La liberté ne s’improvise pas, c’est un exercice quotidien! Ainsi en est-il d’un Guide du Révolutionnaire: Bertozzi peut se prévaloir d’un militantisme confirmé dans ce domaine. À Paris en janvier 1980 il a, en effet, fondé l’Internationale Novatrice Infinitésimale, appelée ensuite Inisme.

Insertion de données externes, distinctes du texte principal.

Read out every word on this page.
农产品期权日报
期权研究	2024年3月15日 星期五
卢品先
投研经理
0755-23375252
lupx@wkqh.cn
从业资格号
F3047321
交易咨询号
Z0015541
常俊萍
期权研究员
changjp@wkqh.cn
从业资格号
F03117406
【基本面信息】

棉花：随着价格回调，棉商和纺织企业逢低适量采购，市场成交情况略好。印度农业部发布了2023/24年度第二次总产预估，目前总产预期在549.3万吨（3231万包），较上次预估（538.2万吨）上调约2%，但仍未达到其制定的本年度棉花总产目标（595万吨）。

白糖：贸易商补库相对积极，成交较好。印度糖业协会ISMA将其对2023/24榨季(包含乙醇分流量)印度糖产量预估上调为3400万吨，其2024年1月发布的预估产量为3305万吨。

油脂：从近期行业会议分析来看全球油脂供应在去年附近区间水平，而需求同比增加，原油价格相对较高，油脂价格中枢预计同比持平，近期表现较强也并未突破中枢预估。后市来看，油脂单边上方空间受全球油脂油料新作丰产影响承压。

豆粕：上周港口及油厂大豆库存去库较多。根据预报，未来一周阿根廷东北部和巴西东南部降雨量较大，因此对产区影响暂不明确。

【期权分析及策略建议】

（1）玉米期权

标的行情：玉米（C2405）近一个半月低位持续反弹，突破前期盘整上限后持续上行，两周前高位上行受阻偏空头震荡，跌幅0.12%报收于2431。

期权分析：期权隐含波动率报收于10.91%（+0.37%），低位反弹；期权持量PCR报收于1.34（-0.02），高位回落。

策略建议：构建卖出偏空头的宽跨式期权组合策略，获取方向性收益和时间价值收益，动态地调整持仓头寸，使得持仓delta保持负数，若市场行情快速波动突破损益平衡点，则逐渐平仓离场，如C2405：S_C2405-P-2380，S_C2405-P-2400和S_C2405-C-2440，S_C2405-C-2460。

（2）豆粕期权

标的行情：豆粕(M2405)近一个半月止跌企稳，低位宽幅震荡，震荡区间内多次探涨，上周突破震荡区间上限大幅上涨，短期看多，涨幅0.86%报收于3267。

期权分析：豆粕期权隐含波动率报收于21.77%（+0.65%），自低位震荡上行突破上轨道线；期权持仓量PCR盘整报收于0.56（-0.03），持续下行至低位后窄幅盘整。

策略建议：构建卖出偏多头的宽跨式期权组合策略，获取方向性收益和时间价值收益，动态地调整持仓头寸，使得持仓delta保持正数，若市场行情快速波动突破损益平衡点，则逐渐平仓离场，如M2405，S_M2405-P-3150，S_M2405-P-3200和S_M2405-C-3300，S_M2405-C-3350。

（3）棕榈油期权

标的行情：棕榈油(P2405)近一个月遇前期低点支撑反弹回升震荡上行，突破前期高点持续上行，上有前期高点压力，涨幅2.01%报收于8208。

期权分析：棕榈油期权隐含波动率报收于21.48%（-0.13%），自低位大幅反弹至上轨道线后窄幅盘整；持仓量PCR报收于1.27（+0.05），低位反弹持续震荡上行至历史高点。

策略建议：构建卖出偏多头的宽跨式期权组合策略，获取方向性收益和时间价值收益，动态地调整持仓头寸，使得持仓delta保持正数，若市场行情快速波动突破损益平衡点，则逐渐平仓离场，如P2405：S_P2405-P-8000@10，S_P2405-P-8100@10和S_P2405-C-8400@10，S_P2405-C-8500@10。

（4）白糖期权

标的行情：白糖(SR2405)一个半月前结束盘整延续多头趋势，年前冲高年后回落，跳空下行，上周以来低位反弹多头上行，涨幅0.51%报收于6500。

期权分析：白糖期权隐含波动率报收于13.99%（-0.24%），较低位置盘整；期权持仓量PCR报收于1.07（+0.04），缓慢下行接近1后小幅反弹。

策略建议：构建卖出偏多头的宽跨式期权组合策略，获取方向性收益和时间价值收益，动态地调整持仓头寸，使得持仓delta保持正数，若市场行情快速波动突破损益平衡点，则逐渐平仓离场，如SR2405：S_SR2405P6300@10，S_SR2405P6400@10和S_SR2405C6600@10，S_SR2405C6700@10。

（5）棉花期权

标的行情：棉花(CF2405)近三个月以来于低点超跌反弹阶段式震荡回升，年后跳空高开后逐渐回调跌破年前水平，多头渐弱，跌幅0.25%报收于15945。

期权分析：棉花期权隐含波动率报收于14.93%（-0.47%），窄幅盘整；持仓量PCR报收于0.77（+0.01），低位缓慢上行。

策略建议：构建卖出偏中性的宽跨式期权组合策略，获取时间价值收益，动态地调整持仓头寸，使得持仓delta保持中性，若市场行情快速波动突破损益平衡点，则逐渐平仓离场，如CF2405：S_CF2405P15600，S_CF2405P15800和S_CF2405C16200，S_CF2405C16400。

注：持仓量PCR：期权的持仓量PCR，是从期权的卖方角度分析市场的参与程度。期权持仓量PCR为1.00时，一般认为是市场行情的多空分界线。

En si peu de lignes nous ne pouvons préciser, à l’intention de ceux qui ne connaissent pas encore ce vaste mouvement, quel est son projet/réalisation, nous dirons seulement, nous référant à divers propos de Bertozzi, que l’Inisme,
® répandu surtout en Europe et en Amérique, a proposé une nouvelle esthétique dans tous les domaines de la création visuelle, écrite et sonore. Le recours à de nouvelles écritures calligraphiques, alphabétiques et symboliques (souvent à l’aide de la phonétique internationale) assume une valeur de création et non d’imitation, de connaissance et non de réalité photographiable. Ces signes, appelés “inies” se veulent une orchestration de sentiments et de pensées, la vision multiple et globale que nous offre la vie. Genèse de l’infinitésimal et fusion avec l’infini: «Comme en physique, écrit-il, est advenue la fission de l’atome, les Inistes ont visé la “scission” des éléments qui constituent la parole». Parole écrite, musicale, sculpturale, picturale, architecturale et de toutes les autres déjà homologuées par l’histoire et d’autres encore en cours d’homologation après l’Inisme;
@ l’Inisme a marqué la troisième phase de l’avant-garde: en parlant d’avant-gardes, en fait, il convient de les diviser en périodes. En général dans le mouvement iniste on cherche à éviter les divisions, étiquettes, mais dans le cas d’“avant-garde”, le nom, bien que discuté, est resté, changeant pourtant son statut, ses buts. Donc, après une “pré-phase”, appelée celle des précurseurs qui peut se situer de 1873 à 1909 (subdivisée en deux, la première, 1873-1896, celle des “poètes maudits”, et la seconde 1897-1908, celle des écoles, ainsi que la définit Apollinaire), nous avons: la première phase à proprement parler, de 1909 à 1918 (fondation du Futurisme et affirmation du Dadaïsme) une période que nous pouvons appeler celle de la révolte (de la négation par la négation); la seconde phase, de 1919 (naissance du Surréalisme) à 1979, une période que nous pouvons appeler celle de la révolution (modification profonde de l’existant), subdivisée en deux, 1919-1939, 1940-1979 (la deuxième période, de désorientation et réification de l’avant-garde, se caractérise toutefois, à certains moments, par la volonté de changement); enfin, la troisième phase de l’avant-garde, de 1980 (naissance de l’Inisme) à nos jours, la dénommée RR, révolution révolutionnée (équivaudrait à l’avant-garde de l’avant-garde) qui se distingue de l’opposition décidée à la chute des idéologies dans le monde ou, si on préfère, ultime bastion de l’idéologie;
© en cette fin de siècle, donc, la jeunesse s’y est reconnue et de nombreux regroupements d’artistes ont archivé leurs documents pour accéder à cette dimension d’abord plus désirée qu’entrevue, se posant ainsi comme mouvement préparatoire INItiateur du troisième millénaire (d’ailleurs dans le passé chaque fin de siècle a été assimilable au suivant: découverte de l’Amérique, Révolution Française, “poètes maudits”, sont quelques exemples).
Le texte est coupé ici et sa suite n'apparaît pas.